Realizing that it might be a good idea to live in an existing community for a while before trying to found one, I came back to the states briefly in 1998. Enter Dancing Rabbit, stage left. Having heard of DR while visiting Twin Oaks, a community in Virginia, I came out here to see what these ecovillage folks were doing. After a week of helping lay the floor in the timber frame and plaster Allium, I felt a real kinship with the people here-especially Tony, Cecil, and Jeffrey-and felt inspired by their commitment. In fact I felt so aligned with what was going on here that I was tempted to join there and then. But I had personal reasons to return to TO, and I felt a real calling to make this attempt at forming an eastern European activist community.
So after several months as a resident at TO, in the summer of 1999 I went back to Europe, this time with my new partner Alyosha. Trying to cut down on air travel, we took a Polish cargo ship, but that's a whole 'nother story. Ask me about it sometime.
For a few months we lived on the Istrian peninsula in Croatia, trying to get this activist community off the ground. Why that didn't work out is another long, fascinating story that I'll tell you sometime. Eventually we made our way back to the US (again via cargo ship). I landed a job in Amherst, MA working for a "deep ecology" based nonprofit called Sacred Earth Network, helping support environmental groups in Russia.
…And it only took a couple of years of paying exorbitant rent, relying on cars, and feeling disconnected from my food, before I made a beeline back to community. My favorite community: Dancing Rabbit.
The people are the real reason I came here. I realized I desperately need to be surrounded by folks who share the same ideals and dreams as I do. That's what keeps me sane, gives me energy, and fuels my creative impulses.
I still freelance for Sacred Earth Network, writing grants and helping organize their programs. In summer 2002 I even brought Cecil over to Siberia with me to install the first solar panels in the Altai Republic. I also do development work with the Fellowship for Intentional Community, as well as lots of other things at DR: maple sugaring, playing ultimate, pet committee, kid committee, swimming in the pond, singing, visiting friends at Sandhill, facilitation, baking bread, fundraising, and of course doing construction on Skyhouse… because lo and behold, after all these years, I find myself a member of the Skyhouse subcommunity, spending time building relationships with the very people who first attracted me here.

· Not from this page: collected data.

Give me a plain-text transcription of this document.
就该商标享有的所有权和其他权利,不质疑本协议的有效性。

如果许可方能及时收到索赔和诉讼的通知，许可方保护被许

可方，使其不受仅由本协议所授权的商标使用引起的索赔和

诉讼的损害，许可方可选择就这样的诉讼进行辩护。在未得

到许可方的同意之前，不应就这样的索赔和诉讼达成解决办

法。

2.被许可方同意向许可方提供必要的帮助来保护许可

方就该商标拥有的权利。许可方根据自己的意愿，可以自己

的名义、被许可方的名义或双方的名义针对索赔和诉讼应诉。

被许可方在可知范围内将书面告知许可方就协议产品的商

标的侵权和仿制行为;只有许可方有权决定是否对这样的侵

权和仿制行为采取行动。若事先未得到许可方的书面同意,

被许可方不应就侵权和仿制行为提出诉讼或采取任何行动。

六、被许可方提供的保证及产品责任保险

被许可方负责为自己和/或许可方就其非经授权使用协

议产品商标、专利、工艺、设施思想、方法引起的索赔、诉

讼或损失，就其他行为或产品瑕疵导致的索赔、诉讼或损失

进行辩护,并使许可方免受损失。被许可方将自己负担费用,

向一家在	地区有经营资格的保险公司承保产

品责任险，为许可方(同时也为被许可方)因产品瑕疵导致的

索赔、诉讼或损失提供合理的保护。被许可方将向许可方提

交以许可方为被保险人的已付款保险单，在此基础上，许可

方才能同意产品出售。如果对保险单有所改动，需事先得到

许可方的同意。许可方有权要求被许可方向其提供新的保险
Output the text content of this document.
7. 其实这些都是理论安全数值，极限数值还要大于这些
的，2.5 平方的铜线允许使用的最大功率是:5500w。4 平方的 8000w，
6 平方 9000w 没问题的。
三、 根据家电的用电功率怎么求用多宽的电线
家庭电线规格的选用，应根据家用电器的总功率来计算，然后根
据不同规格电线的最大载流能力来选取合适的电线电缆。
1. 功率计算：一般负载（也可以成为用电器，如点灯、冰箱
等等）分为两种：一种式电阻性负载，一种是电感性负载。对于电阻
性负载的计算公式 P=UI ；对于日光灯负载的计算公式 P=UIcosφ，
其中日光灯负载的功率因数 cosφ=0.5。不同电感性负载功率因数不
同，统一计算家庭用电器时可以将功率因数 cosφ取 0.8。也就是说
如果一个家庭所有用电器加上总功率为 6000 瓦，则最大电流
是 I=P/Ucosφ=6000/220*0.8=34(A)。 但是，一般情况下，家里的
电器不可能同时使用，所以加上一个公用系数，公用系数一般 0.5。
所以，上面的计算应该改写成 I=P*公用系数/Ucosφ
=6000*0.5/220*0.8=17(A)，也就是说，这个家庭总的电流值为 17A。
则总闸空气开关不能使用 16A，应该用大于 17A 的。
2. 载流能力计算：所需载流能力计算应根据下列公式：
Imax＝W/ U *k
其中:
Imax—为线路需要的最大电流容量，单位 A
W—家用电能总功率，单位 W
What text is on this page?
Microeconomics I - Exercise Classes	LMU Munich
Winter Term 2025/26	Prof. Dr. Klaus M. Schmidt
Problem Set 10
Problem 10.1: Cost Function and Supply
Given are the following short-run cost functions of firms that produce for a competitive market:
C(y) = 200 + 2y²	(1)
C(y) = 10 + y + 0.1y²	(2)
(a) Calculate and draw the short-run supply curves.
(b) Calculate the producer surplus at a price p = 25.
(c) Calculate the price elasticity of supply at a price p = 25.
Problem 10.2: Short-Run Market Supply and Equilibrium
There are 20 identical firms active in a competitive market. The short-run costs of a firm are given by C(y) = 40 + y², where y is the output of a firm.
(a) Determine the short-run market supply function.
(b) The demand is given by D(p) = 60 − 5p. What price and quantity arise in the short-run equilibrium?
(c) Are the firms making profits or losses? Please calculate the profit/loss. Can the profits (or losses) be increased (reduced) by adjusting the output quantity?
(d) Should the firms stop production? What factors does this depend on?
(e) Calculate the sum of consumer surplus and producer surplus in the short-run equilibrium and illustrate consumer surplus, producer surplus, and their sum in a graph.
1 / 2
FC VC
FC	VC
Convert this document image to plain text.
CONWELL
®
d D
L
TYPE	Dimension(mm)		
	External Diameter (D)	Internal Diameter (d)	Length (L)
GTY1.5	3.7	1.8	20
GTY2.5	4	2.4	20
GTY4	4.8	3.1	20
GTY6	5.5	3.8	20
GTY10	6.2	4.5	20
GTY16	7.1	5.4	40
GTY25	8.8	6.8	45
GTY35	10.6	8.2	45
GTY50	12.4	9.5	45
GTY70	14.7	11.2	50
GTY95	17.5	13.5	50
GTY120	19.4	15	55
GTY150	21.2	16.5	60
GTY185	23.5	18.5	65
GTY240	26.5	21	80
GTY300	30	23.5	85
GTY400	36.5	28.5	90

What excites me most about living here is our vision of being a larger village, encompassing numerous sub-communities and other groupings. I want us to be a clear and visible demonstration of a thoughtful and compassionate way to live on this Earth. Sometimes I miss doing art, theater and music for performance. We do some of that here, and I want to do more! I believe such "cultural activism" can be a powerful agent for change. I also miss sharing spiritual deep ecology practices with others. Maybe I'll find a way to do that here too.
My favorite activities this week: baking bread with dried tomatoes and herbs
from our gardens, tapping the maple trees and seeing the sap run,
working on plans to raise money for our new common house, and
snuggling with friends while watching a movie at Milkweeds Cinema.
It doesn't get much better than this.